Saltar al vacío. Soy un habitual. Podría decir que siempre me estrellé contra lo malage del asfalto. Cabría también preguntarse las razones. Existe una única respuesta. Y tiene que ver con la vida.

Me levanto y caliento agua y preparo una taza con un sobre de té. Se me ha prohibido el café. Antes nunca bebía menos de cuatro o cinco cafés diarios. Ahora se me prohíbe. Ahora ni siquiera me atrevo. A mis treinta y pocos ya se me prohíbe tomar café, como aquel que preso de una adicción grave para su salud es internado para evitar su reincidencia.

Pero saltar al vacío.

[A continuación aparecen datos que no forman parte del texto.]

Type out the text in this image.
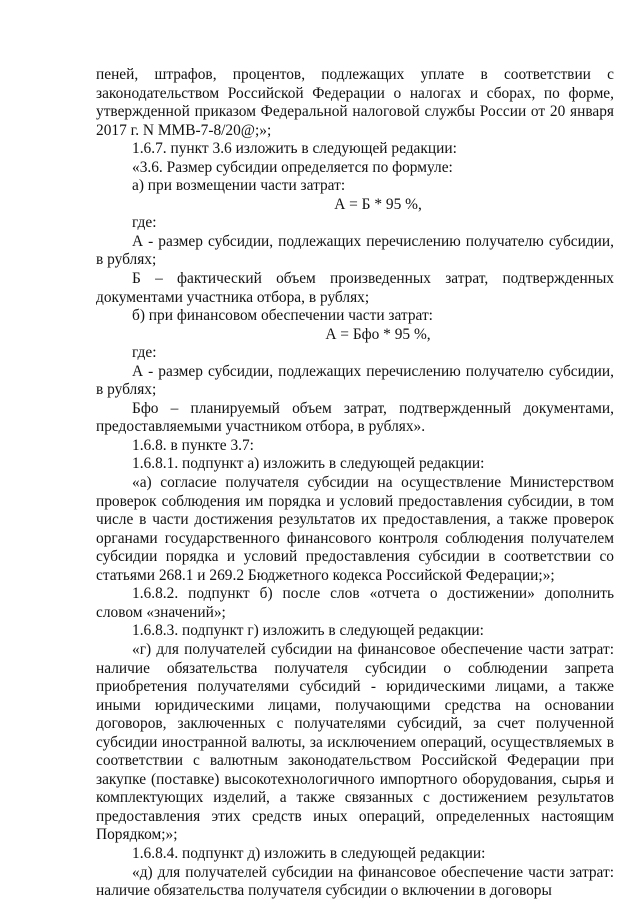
пеней, штрафов, процентов, подлежащих уплате в соответствии с законодательством Российской Федерации о налогах и сборах, по форме, утвержденной приказом Федеральной налоговой службы России от 20 января 2017 г. N ММВ-7-8/20@;»;

1.6.7. пункт 3.6 изложить в следующей редакции:

«3.6. Размер субсидии определяется по формуле:

а) при возмещении части затрат:

А = Б * 95 %,

где:

А - размер субсидии, подлежащих перечислению получателю субсидии, в рублях;

Б – фактический объем произведенных затрат, подтвержденных документами участника отбора, в рублях;

б) при финансовом обеспечении части затрат:

А = Бфо * 95 %,

где:

А - размер субсидии, подлежащих перечислению получателю субсидии, в рублях;

Бфо – планируемый объем затрат, подтвержденный документами, предоставляемыми участником отбора, в рублях».

1.6.8. в пункте 3.7:

1.6.8.1. подпункт а) изложить в следующей редакции:

«а) согласие получателя субсидии на осуществление Министерством проверок соблюдения им порядка и условий предоставления субсидии, в том числе в части достижения результатов их предоставления, а также проверок органами государственного финансового контроля соблюдения получателем субсидии порядка и условий предоставления субсидии в соответствии со статьями 268.1 и 269.2 Бюджетного кодекса Российской Федерации;»;

1.6.8.2. подпункт б) после слов «отчета о достижении» дополнить словом «значений»;

1.6.8.3. подпункт г) изложить в следующей редакции:

«г) для получателей субсидии на финансовое обеспечение части затрат: наличие обязательства получателя субсидии о соблюдении запрета приобретения получателями субсидий - юридическими лицами, а также иными юридическими лицами, получающими средства на основании договоров, заключенных с получателями субсидий, за счет полученной субсидии иностранной валюты, за исключением операций, осуществляемых в соответствии с валютным законодательством Российской Федерации при закупке (поставке) высокотехнологичного импортного оборудования, сырья и комплектующих изделий, а также связанных с достижением результатов предоставления этих средств иных операций, определенных настоящим Порядком;»;

1.6.8.4. подпункт д) изложить в следующей редакции:

«д) для получателей субсидии на финансовое обеспечение части затрат: наличие обязательства получателя субсидии о включении в договоры
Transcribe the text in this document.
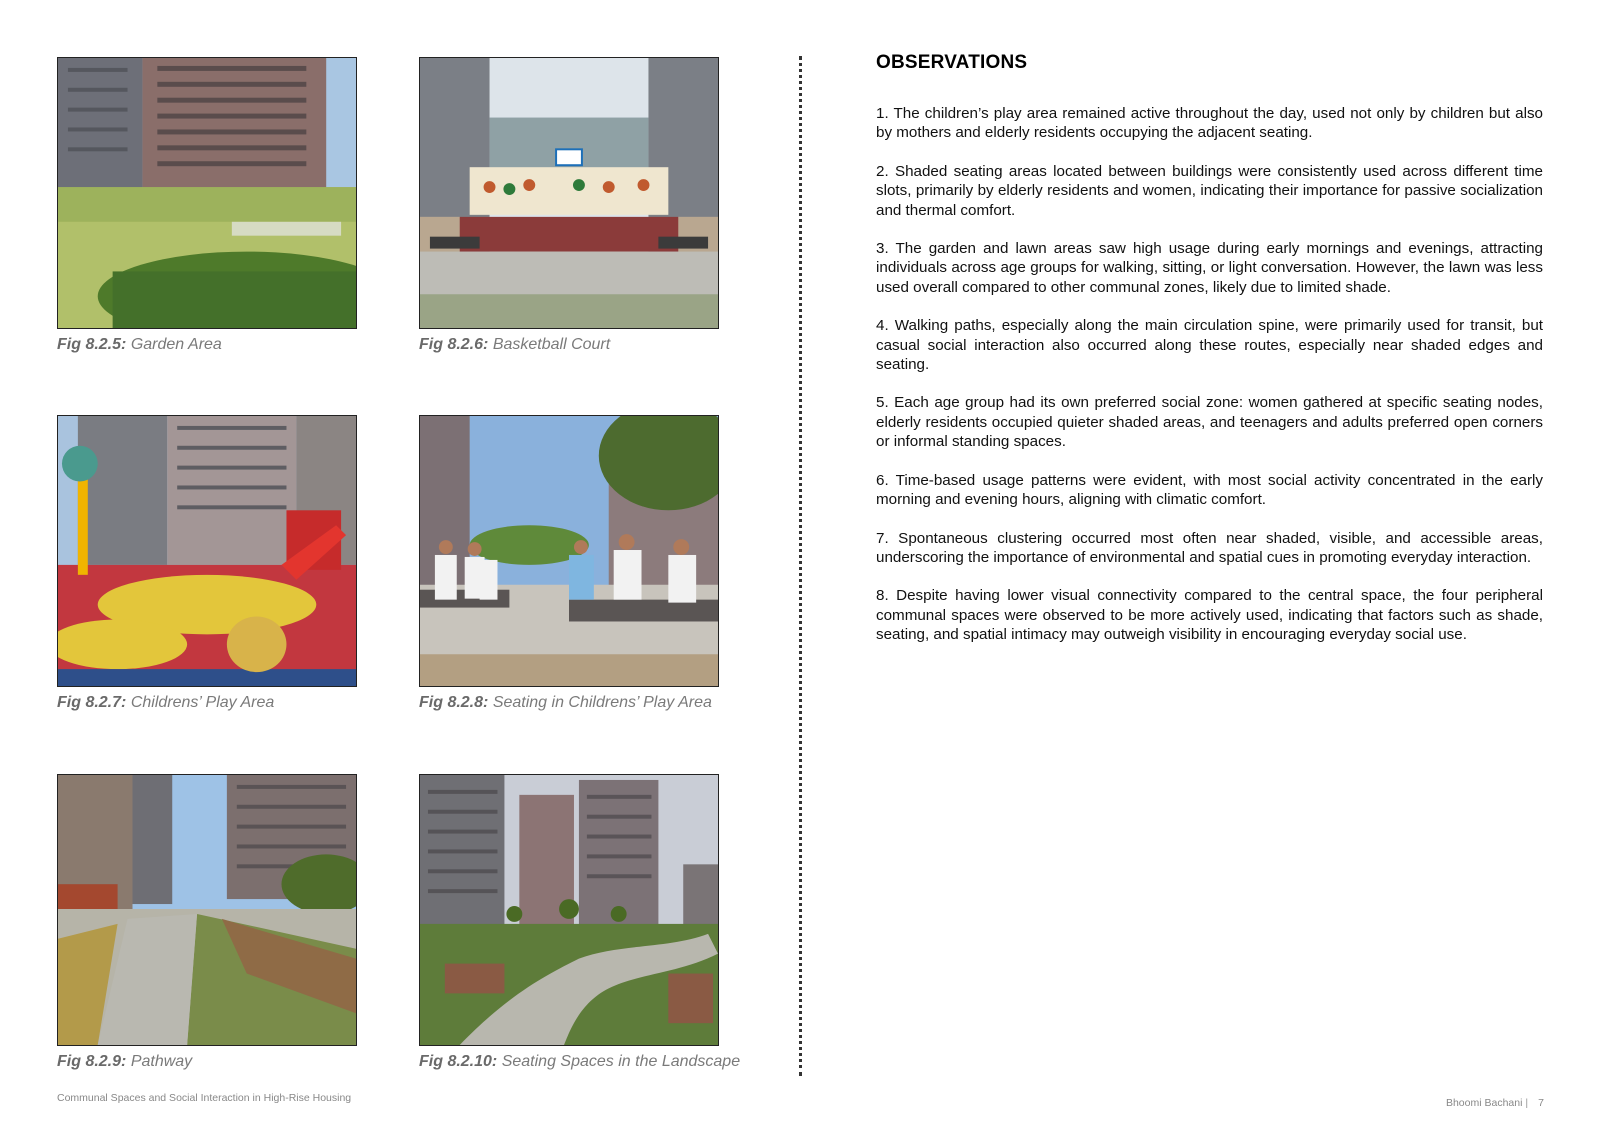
Fig 8.2.5: Garden Area	Fig 8.2.6: Basketball Court
Fig 8.2.7: Childrens’ Play Area	Fig 8.2.8: Seating in Childrens’ Play Area
Fig 8.2.9: Pathway	Fig 8.2.10: Seating Spaces in the Landscape
OBSERVATIONS
1. The children’s play area remained active throughout the day, used not only by children but also by mothers and elderly residents occupying the adjacent seating.
2. Shaded seating areas located between buildings were consistently used across different time slots, primarily by elderly residents and women, indicating their importance for passive socialization and thermal comfort.
3. The garden and lawn areas saw high usage during early mornings and evenings, attracting individuals across age groups for walking, sitting, or light conversation. However, the lawn was less used overall compared to other communal zones, likely due to limited shade.
4. Walking paths, especially along the main circulation spine, were primarily used for transit, but casual social interaction also occurred along these routes, especially near shaded edges and seating.
5. Each age group had its own preferred social zone: women gathered at specific seating nodes, elderly residents occupied quieter shaded areas, and teenagers and adults preferred open corners or informal standing spaces.
6. Time-based usage patterns were evident, with most social activity concentrated in the early morning and evening hours, aligning with climatic comfort.
7. Spontaneous clustering occurred most often near shaded, visible, and accessible areas, underscoring the importance of environmental and spatial cues in promoting everyday interaction.
8. Despite having lower visual connectivity compared to the central space, the four peripheral communal spaces were observed to be more actively used, indicating that factors such as shade, seating, and spatial intimacy may outweigh visibility in encouraging everyday social use.
Communal Spaces and Social Interaction in High-Rise Housing	Bhoomi Bachani | 7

Los años de la velocidad y la adrenalina se acabaron de forma traumática. Ahora me conformo con al menos una hora de crossfit diaria. Fumar fumo demasiado, lo que hace de mis sesiones en el box un verdadero infierno. Un infierno que celebro con media vomitona y no pocas taquicardias después.

Acostumbro a adornar estas entradas con la narración de alguna aventura pasada más o menos inaceptable. Ya que esto es un diario contra lo íntimo es justo que ciertos pasajes del pasado perfilen al hombre perdido de hoy. Ocurrió en Djibuti. Djibuti viene a estar en a tomar por culo o en el cuerno de África, según se mire. Es un lugar que no existe o que existe, el Djibuti que yo recuerdo, en un mundo irreal, desgraciado y, me van a perdonar, maravilloso. Aquel día, horas antes de lo que sería el motivo de escribir al respecto, hice subir a los buceadores porque me escamó un numeroso grupo de aletas dorsales que se dirigían al interior del puerto desde el océano. Pero eso ocurrió horas antes, y aquellas aletas, ni de puta coña, tenían nada que ver con simpáticos -en realidad hijos de la grandísima puta si se topan con ellos en alta mar- delfines. El caso es que terminé con mis obligaciones a cosa así de las once de la noche. Así que me vestí y picardeé a quienes no lo necesitaban y nos subimos a un taxi destartalado cuyo chófer era manco y conducía ciego de kat, droga muy popular por aquellas regiones. Tras varias vueltas -es curioso, allí también se llevaban las rotondas, o algo similar- le dije a gritos y en un inglés como de Barbate colocando el puño de mi mano derecha junto a la bola en su mejilla llena de droga: ¡Al hotel Sheraton pero ya! Y allí que fuimos. Verán, se aquellas yo era una especie de skin head con muy mala uva y no poco instinto asesino. Al llegar a la discoteca del hotel nos recibió un negro como un gigantopitecus y una belleza somalí o etíope que nos dejó bien clarito cómo funcionaba aquel mundo sopesando el interior de nuestra cremallera. Luego pedimos champán y se nos sentaron alrededor no menos de media docena de negras hermosísimas de rasgos europeos y más que probablemente con el sida ya devorando sus entrañas. La cosa no pasó de ahí. Pero descubrí que acababa de descubrir al fin el mundo. La historia continúa y probamos aquella droga y mezclamos champán con cerveza y la droga no me hizo efecto. Creo que ya no me apetece seguir contando esta historia.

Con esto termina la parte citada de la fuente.